Heartless (Chestnut Springs, #2)(103)
I turn to her, eyebrow quirked, hands on my hips, trying to play it cool, like I’m not too interested, but not really knowing how to achieve that either. “What do you mean?”
She rolls up to sit cross-legged on the bed and shrugs. “He needed a family, so we took him in. I don’t know all the details. There was an accident. Beau brought him here one day last fall. I like to think of him as one more stinky brother. You can just think of him like a new cousin.”

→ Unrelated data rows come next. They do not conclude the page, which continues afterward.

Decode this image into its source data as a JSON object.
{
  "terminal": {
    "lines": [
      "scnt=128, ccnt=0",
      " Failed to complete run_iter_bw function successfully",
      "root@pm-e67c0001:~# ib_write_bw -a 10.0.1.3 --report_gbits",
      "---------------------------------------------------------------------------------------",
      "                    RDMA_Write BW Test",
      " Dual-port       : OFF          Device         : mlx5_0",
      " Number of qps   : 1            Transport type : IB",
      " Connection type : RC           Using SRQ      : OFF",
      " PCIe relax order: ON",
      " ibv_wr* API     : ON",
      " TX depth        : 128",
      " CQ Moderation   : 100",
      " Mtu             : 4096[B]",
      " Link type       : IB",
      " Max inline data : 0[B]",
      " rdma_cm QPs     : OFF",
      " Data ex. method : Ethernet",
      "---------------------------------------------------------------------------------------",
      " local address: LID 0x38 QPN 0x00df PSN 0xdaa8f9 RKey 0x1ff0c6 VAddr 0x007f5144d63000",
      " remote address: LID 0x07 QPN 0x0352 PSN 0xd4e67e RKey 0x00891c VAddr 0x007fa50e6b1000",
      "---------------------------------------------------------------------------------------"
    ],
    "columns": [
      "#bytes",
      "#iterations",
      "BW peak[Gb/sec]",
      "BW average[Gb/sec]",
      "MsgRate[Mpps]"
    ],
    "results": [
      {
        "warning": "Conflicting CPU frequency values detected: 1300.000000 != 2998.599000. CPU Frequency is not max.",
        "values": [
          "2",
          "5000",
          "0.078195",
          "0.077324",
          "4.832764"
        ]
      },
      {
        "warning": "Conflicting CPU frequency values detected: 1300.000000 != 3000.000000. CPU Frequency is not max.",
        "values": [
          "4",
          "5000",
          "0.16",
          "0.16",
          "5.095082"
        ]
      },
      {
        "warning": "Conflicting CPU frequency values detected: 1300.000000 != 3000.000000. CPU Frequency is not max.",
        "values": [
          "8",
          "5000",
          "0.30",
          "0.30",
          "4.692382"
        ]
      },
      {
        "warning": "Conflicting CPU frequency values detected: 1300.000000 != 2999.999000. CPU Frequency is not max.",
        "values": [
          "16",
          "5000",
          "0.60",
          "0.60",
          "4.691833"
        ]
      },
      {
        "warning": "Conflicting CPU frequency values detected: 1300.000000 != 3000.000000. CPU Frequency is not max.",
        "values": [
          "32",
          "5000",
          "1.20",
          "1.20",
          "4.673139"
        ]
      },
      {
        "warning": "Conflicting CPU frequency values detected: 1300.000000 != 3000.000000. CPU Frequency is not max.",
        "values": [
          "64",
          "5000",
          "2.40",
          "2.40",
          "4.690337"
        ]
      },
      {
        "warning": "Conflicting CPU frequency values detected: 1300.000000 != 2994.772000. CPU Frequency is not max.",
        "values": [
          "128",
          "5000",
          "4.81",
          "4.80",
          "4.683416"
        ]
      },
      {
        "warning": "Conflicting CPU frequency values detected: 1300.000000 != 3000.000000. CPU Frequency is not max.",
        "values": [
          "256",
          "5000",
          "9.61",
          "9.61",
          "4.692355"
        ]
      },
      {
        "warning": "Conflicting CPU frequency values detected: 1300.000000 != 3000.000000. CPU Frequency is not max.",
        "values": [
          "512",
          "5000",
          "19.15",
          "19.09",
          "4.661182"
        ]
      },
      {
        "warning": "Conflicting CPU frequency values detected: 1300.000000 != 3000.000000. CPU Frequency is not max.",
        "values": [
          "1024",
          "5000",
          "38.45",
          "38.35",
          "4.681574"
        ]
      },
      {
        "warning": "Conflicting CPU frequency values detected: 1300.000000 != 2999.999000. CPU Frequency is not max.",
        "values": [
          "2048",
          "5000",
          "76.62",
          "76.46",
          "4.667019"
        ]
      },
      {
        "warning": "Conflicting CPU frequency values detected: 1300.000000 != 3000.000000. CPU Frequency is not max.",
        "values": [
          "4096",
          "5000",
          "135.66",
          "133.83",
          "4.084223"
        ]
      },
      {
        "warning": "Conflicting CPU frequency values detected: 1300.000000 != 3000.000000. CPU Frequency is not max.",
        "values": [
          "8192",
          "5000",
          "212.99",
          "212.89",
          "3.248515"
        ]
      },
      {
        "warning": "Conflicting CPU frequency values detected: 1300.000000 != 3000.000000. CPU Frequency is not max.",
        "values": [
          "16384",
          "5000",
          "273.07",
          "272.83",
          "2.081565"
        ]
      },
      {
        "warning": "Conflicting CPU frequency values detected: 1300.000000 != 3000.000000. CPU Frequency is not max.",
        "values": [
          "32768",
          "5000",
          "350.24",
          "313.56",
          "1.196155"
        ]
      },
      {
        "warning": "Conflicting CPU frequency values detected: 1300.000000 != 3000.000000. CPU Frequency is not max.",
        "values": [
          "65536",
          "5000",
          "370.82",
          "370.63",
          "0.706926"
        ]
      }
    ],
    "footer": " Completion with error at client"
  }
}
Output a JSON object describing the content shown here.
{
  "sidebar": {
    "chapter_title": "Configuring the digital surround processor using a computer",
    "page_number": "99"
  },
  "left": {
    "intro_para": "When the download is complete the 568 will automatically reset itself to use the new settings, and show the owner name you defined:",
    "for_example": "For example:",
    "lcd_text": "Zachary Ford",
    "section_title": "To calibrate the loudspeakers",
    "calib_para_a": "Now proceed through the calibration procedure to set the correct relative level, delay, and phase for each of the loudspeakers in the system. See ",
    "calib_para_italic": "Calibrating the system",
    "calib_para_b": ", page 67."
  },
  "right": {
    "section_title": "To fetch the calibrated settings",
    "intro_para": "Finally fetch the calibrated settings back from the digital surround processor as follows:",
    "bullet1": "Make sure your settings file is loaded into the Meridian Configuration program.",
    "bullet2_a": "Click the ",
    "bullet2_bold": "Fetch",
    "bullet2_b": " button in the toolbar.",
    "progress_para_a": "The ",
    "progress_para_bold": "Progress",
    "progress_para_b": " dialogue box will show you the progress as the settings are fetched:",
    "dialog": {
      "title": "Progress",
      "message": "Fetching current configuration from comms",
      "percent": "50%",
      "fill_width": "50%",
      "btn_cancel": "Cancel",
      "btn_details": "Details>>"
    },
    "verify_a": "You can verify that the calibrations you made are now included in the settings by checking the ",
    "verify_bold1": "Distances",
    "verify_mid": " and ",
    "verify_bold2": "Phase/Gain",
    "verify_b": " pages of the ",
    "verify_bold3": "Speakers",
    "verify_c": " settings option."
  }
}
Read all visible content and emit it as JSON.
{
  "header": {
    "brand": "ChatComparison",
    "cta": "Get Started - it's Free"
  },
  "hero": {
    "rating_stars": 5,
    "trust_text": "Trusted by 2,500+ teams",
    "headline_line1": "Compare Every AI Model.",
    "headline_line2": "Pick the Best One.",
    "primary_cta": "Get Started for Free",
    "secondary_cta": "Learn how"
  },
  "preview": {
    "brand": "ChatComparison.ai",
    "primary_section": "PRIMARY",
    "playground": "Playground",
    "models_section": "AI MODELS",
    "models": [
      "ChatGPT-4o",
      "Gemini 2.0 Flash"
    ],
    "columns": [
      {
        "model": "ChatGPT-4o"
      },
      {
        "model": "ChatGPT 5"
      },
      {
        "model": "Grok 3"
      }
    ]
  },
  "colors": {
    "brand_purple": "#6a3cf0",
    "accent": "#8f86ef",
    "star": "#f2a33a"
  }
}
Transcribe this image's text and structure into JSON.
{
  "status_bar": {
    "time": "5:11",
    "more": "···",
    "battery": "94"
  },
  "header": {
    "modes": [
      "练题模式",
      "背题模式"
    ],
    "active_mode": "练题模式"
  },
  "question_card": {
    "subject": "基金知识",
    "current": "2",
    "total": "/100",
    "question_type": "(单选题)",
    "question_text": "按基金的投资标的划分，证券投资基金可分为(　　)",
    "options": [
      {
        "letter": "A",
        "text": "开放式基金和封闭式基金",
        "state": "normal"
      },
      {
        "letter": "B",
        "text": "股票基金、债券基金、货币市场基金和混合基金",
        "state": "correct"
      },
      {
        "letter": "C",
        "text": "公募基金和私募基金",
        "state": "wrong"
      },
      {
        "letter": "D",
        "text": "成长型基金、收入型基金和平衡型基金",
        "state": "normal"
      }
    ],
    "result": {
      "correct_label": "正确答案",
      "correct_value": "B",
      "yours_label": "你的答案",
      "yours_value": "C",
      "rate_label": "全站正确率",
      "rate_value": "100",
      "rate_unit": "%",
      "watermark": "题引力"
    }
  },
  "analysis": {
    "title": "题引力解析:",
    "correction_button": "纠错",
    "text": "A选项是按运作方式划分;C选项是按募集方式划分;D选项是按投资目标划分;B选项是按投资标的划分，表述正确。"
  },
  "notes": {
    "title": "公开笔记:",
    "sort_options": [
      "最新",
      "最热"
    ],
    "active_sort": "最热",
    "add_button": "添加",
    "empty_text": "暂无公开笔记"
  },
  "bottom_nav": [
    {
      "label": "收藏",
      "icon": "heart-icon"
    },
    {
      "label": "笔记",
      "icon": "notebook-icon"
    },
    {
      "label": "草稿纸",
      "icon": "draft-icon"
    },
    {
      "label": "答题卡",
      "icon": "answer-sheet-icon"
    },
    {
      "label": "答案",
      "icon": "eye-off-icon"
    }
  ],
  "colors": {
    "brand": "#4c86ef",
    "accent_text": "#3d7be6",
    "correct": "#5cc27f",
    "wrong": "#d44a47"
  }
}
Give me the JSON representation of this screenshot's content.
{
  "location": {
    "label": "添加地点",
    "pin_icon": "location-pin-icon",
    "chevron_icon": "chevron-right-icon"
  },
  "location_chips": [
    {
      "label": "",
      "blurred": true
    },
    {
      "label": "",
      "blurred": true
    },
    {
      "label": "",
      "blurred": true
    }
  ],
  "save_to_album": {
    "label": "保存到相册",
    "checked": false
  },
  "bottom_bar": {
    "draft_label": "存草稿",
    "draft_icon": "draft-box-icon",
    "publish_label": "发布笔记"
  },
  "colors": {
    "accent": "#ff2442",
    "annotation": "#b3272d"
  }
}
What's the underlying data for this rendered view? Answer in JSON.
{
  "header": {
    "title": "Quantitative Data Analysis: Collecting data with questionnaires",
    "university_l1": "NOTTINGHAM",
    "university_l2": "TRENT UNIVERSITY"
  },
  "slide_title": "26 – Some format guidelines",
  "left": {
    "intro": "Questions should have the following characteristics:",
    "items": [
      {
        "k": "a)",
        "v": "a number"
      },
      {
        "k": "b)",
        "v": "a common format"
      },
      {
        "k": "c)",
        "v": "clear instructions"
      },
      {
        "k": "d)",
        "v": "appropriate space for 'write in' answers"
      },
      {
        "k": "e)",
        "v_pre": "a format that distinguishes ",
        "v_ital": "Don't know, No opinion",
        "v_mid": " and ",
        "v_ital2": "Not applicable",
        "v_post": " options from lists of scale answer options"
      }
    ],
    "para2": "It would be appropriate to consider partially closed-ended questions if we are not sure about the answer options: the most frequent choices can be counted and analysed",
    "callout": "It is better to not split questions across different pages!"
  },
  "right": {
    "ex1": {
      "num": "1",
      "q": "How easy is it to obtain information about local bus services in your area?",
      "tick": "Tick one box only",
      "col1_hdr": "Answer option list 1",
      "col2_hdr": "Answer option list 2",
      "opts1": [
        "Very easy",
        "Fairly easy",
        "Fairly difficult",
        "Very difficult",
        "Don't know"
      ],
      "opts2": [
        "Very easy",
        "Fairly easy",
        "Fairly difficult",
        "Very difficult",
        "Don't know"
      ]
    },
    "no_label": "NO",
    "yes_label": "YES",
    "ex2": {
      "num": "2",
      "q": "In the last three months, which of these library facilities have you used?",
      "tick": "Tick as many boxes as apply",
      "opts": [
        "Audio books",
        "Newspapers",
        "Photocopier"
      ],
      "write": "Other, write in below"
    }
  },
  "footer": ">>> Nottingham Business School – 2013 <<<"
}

My head cants as my heart battles with my brain. My heart wants to stare out the window again, because Jasper is so cute and looking at him makes it do this weird little skipping thing in my chest.
My brain knows it’s stupid, because if he’s friends with Beau, he must be at least fifteen.
But I can’t stop myself.
I look anyway.
What I don’t realize is that I’ll be fighting the urge to stare at Jasper Gervais for years to come.
Chapter One -Jasper
Sloane Winthrop’s fiancé is a royal douchebag.
I’m familiar with the type. You don’t work your way into the NHL without encountering your fair share.
And this guy has the act down pat.
As if the name Sterling Woodcock wasn’t enough of a giveaway, he’s now bragging about the hunting trip he and his dad spent hundreds of thousands of dollars on to kill lions born and bred in captivity, like that will somehow make their dicks bigger.
From the Rolex on his wrist to his manicured nails, he’s practically dripping wealth, and I guess it only makes sense that Sloane might end up with a man like him. After all, the Winthrops are one of the most powerful families in the country with what is damn near a monopoly on the telecommunications industry.
As he rambles, I glance at Sloane across the table. Her sky-blue eyes are downcast, and she’s clearly fiddling with the napkin in her lap. She looks like she’d rather be anywhere but here in this dimly lit, ornate steakhouse.
And I feel about the same.
Listening to her small-dicked future husband boast to a table full of family and friends I’ve never met about something that is honestly embarrassing—and sad—isn’t how I’d choose to spend a night off.
But I’m here for Sloane, and that’s what I keep telling myself.
Because seeing her right now, looking downtrodden mere nights before her wedding . . . it feels like she needs someone here who actually knows her.
I expected her to be smiling. Glowing. I expected to feel happy for her—but I don’t.
“You hunt, Jasper?” Sterling asks, looking all poised and pretentious.
The collar of my checkered dress shirt immediately feels like it’s strangling me, even though the top buttons are undone. I clear my throat and roll my shoulders back. “I do.”
Sterling picks up the crystal tumbler before him and leans back to assess me with a smug smirk on his perfectly shaved face. “Any big game? You’d enjoy a trip like this.” People who don’t know me nod and murmur their assent.
“I don’t know if—” Sloane starts, but her fiancé steamrolls her attempt at adding anything to the conversation.
“We all saw what your last contract came in at, so provided you’ve been responsible with your money, it’s definitely something you should be able to afford.”
Like I said: douchebag.
I bite the inside of my cheek, tempted to say I’ve been horribly irresponsible with my money and don’t have a dollar to my name. But as lowbrow as my upbringing might have been, I have enough class to know that finances aren’t polite dinner conversation.
“Nah, man. I only hunt what I can eat and I’m unfamiliar with how to cook a lion.”
A few chuckles break out around the table, including from Sloane. I don’t miss the quick moment where Sterling’s eyes narrow, where his teeth clamp, and his jaw pops.
Sloane jumps in quickly, patting his arm like he’s a dog who needs soothing. “I used to hunt with my cousins out in Chestnut Springs too, you know?”
I’m tossed back in time, remembering a young Sloane keeping up with the boys all summer. Sloane with dirt under her nails, scrapes on her knees, sun-bleached hair all tangled and free down her back.
“It’s more about the thrill, you know? The power.” Sterling ignores Sloane’s comment entirely.
He looks at me like an opponent, except we aren’t playing hockey right now. If we were, I’d be tempted to give him a quick blocker shot to the face.
“Did you not hear what Sloane just said?” I’m trying to be cool, but I hate the way he’s treated her through this entire dinner.
Sterling waves a hand and chuckles. “Ah yes. I’m always hearing about Wishing Well Ranch.” He turns to her with a condescending tone and a mocking smirk. “Well, thank goodness you outgrew whatever tomboy phase you went through, babe. You’d have missed your calling as a ballerina.”
His shitty response is only made worse by my realization that he heard exactly what she said and chose to ignore her.
“I can’t even imagine you handling a gun, Sloane!” one guy further down the long table exclaims, his nose a deep red from far too much scotch.
“I was pretty good, actually. I think I only hit something alive once.” She laughs lightly and shakes her head, bright blonde strands of hair slipping down in front of her face before she pushes them back behind her ears and drops her eyes with a faint blush. “And then I cried inconsolably.”